Daisie Thirlwall Scholarship in Violin

Daisie Thirlwall (1894 - 1983)

Daisie Thirlwall loved music, and spent many years of her life involved in various activities in support of the Victoria Symphony and the Victoria Musical Arts Society.  Students in the Faculty of Music at the University of Victoria now benefit from her generosity, through annual scholarships.

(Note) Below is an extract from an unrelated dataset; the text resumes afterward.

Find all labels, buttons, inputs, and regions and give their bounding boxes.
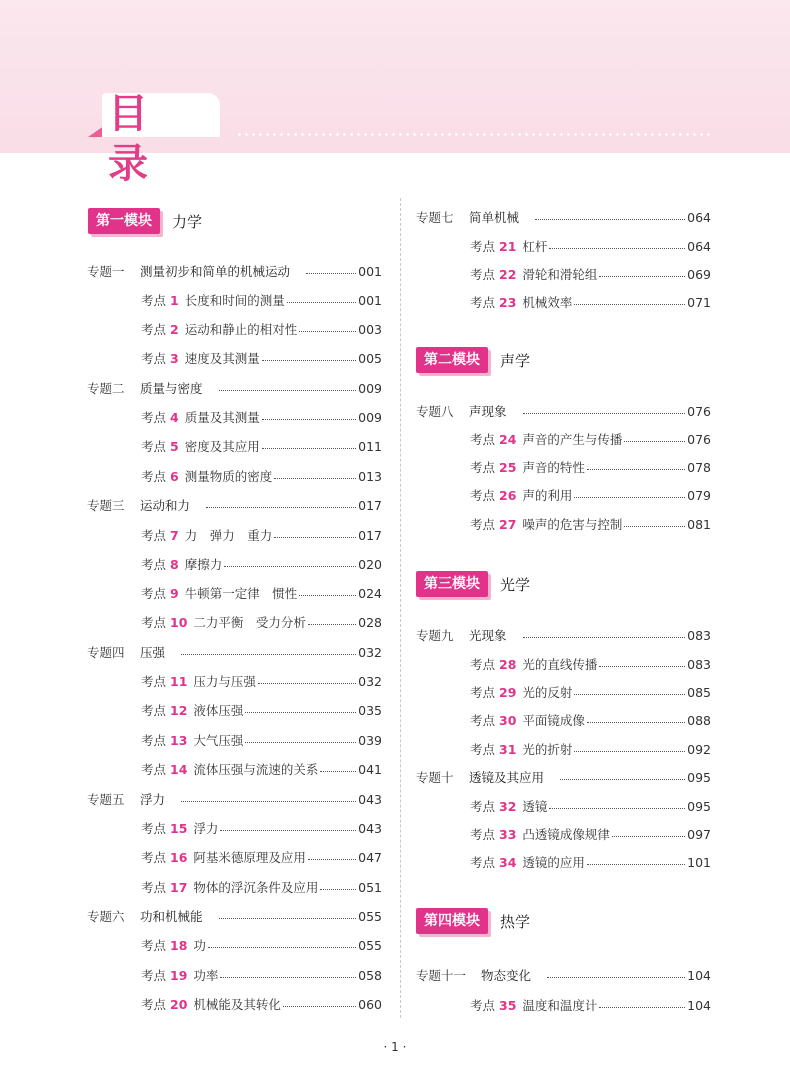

Daisie was born in Victoria, and was actively involved in the community in many ways.  During World War II, she was chair of the Christian Science War Relief Committee, which organized relief supplies for troops and civilians in Europe.  This work included organizing knitting bees, where volunteers made items such as layettes, which Daisie packaged and shipped overseas.  She was on the Board of the Victoria Musical Art Society, formed to provide a platform so that young musicians had an opportunity to perform before an audience.  She was a very active member of the Women's Auxiliary of the Victoria Symphony, and was responsible for initiating, organizing and running a Symphony Thrift Shop—a very radical innovation at the time.  This most successful venture raised thousands of dollars for the Symphony over the years.  In recognition of her tireless efforts on behalf of the Symphony, she was made a Life Member of the Women's Auxiliary.

Daisie was married twice, to William Stokes and then to Harold Thirlwall in the 1930s.  She had two children, John.and Lillian Stokes.  Lillian died in 1967, survived by a daughter, Veronica (nee Milton) Wagner, who plays viola with the Vancouver Symphony.  John has two children, a son and a daughter. Daisie's cousin, Mrs. K. M. Paulin, remembers Daisie as "a very warm and happy person, a great organizer, lots of fun to be with, and a great hostess and cook".  Mrs. Paulin recalls that Daisie was very family oriented, that her house at 302 Moss Street was always full of guests of all ages, and that she was constantly involved in activities with children, even assisting with the cooking at a children's camp.  She always welcomed family and friends to her cottage at Shawnigan Lake.

Because of her life-long love of music, Daisie directed (in her will) that a fund be made with the Victoria Foundation to provide scholarships for students in the Faculty of Music at the University of Victoria, preferably for those playing string instruments.